Segunda-feira, Outubro 11

Sina

O pequeno bastão de papel parecia fazer parte de sua mão. Em parte, por estar sempre ali. Também por se confundir com a magreza de seus dedos brancos amarelados pela fumaça. Sua compulsão pelo fumo era algo extraordinário. Praticamente acendia um cigarro no outro. De fato, o fazia com assustadora freqüência. Emendava praticamente todos.

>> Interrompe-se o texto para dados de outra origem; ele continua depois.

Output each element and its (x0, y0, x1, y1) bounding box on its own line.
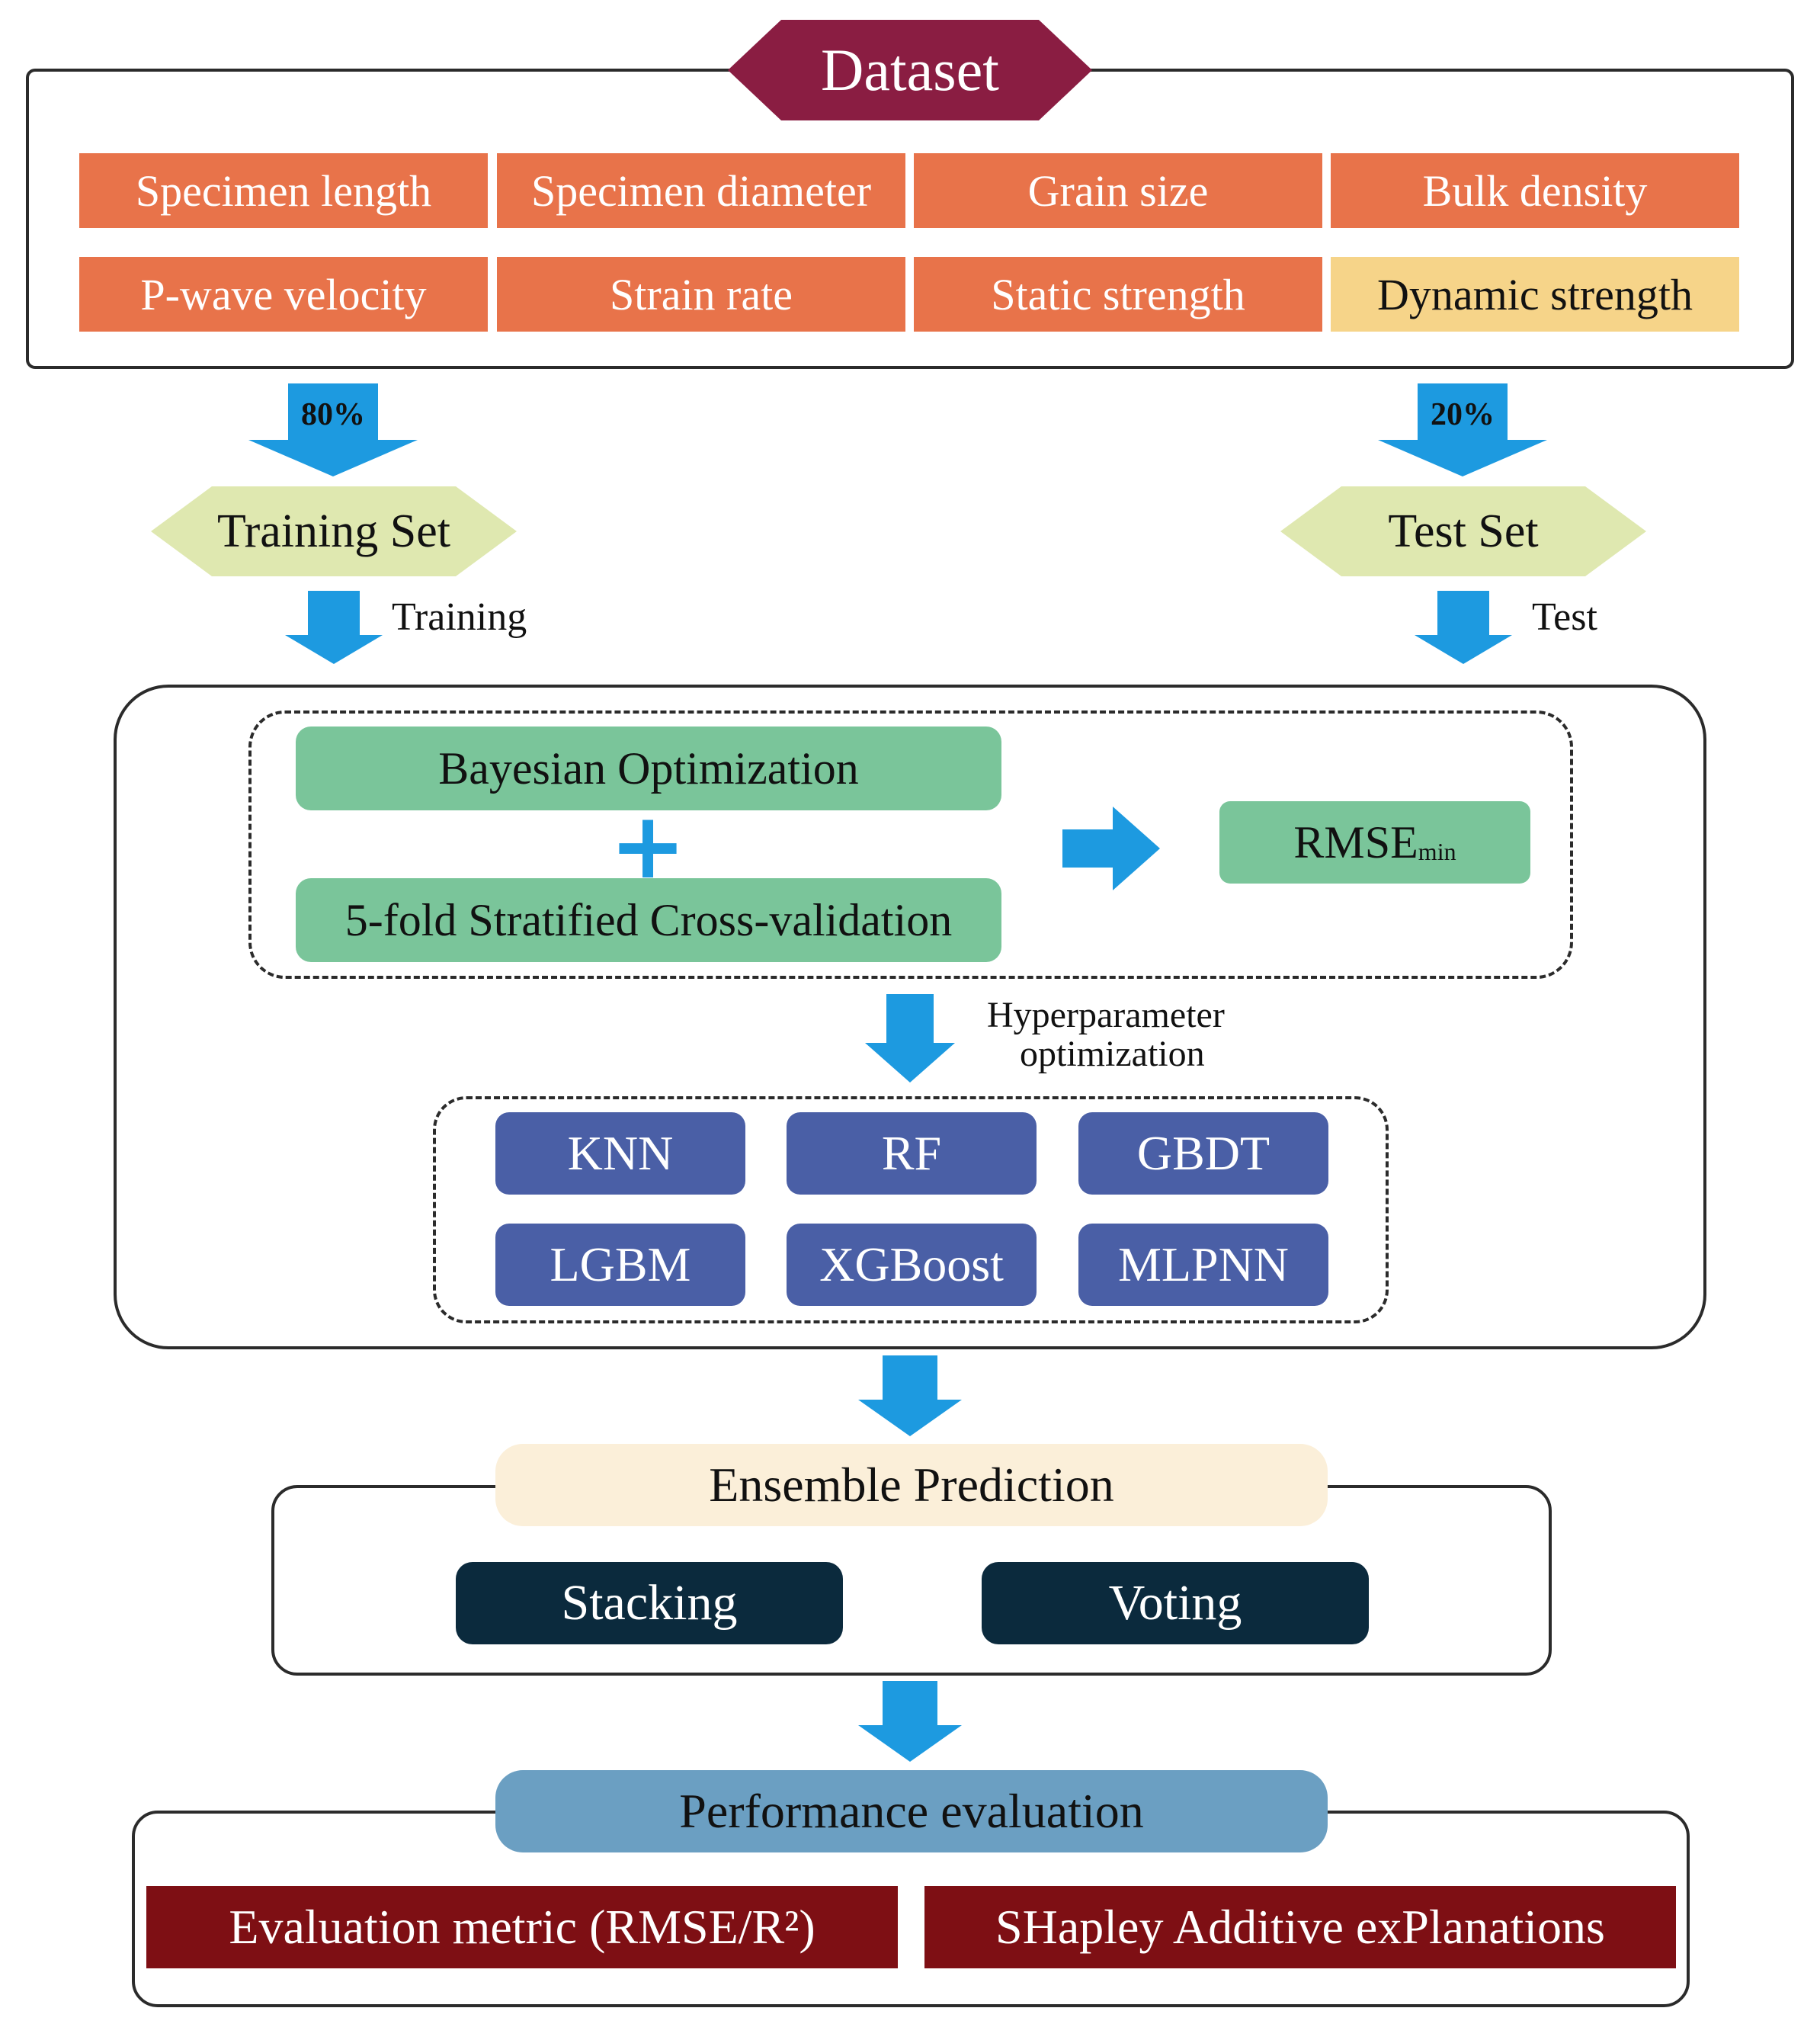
feature-specimen-length: Specimen length (79, 153, 488, 228)
ensemble-arrow-icon (858, 1355, 962, 1436)
model-rf: RF (787, 1112, 1037, 1195)
rmse-label: RMSE (1293, 816, 1418, 868)
ensemble-voting: Voting (982, 1562, 1369, 1644)
test-set-label: Test Set (1388, 505, 1539, 557)
dataset-hexagon (728, 20, 1092, 120)
evaluation-metric: Evaluation metric (RMSE/R²) (146, 1886, 898, 1968)
test-label: Test (1532, 595, 1597, 639)
model-knn: KNN (495, 1112, 745, 1195)
rmse-subscript: min (1418, 837, 1456, 865)
target-dynamic-strength: Dynamic strength (1331, 257, 1739, 332)
split-arrow-train-icon (248, 383, 418, 476)
ensemble-prediction-header: Ensemble Prediction (495, 1444, 1328, 1526)
model-gbdt: GBDT (1078, 1112, 1328, 1195)
test-set-hexagon (1280, 486, 1646, 576)
training-label: Training (392, 595, 527, 639)
performance-evaluation-header: Performance evaluation (495, 1770, 1328, 1852)
shap-explanations: SHapley Additive exPlanations (924, 1886, 1676, 1968)
evaluation-arrow-icon (858, 1681, 962, 1762)
feature-static-strength: Static strength (914, 257, 1322, 332)
feature-p-wave-velocity: P-wave velocity (79, 257, 488, 332)
optimization-box (248, 710, 1573, 979)
hyperparameter-label-line2: optimization (1020, 1034, 1205, 1074)
model-xgboost: XGBoost (787, 1224, 1037, 1306)
feature-strain-rate: Strain rate (497, 257, 905, 332)
bayesian-optimization: Bayesian Optimization (296, 727, 1001, 810)
model-lgbm: LGBM (495, 1224, 745, 1306)
training-set-label: Training Set (216, 505, 451, 557)
feature-bulk-density: Bulk density (1331, 153, 1739, 228)
stratified-cross-validation: 5-fold Stratified Cross-validation (296, 878, 1001, 962)
feature-grain-size: Grain size (914, 153, 1322, 228)
test-arrow-icon (1415, 591, 1512, 664)
feature-specimen-diameter: Specimen diameter (497, 153, 905, 228)
training-set-hexagon (151, 486, 517, 576)
right-arrow-icon (1062, 807, 1160, 890)
hyperparameter-label-line1: Hyperparameter (987, 995, 1225, 1035)
hyperparameter-arrow-icon (865, 994, 955, 1083)
dataset-title: Dataset (821, 37, 999, 103)
model-mlpnn: MLPNN (1078, 1224, 1328, 1306)
training-arrow-icon (285, 591, 383, 664)
models-box (433, 1096, 1389, 1323)
split-arrow-test-icon (1378, 383, 1547, 476)
ensemble-stacking: Stacking (456, 1562, 843, 1644)
model-training-frame (114, 685, 1706, 1349)
train-percentage: 80% (301, 397, 365, 432)
test-percentage: 20% (1431, 397, 1495, 432)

Tal excesso o tornava um sujeito amarelento. Não só os dedos. Sua face, os cabelos grisalhos desgrenhados, os dentes. Todo ele tinha uma coloração esquisita. A voz, então, era duma rouquidão úmida, do peito afetado pelas toneladas de fumaça ingerida ao longo do anos.

A verdade, a triste verdade, é que a vida lhe abandonara. Vivia sozinho numa kitnet escura e abafada. A mulher não suportou ter que conviver com o cheiro que impregnava tudo. Tampouco tinha paciência para continuar a aspirar as cinzas que transbordavam sem cerimônia dos cinzeiros todos. Partiu um dia sem ao menos dar um adeus. Mandou os papéis do divórcio e pronto.

Quando se casou, achou que poderia mudá-lo. Tentou de todas as formas fazê-lo ao menos diminuir o fumo. Não. Só aumentou ao longo dos anos. Um dia soube que o ex-marido estava mal, à beira da morte. Comprou passagem e foi vê-lo. Não deu. Mas preocupou-se em realizar um último desejo. Transformou-o em cinzas.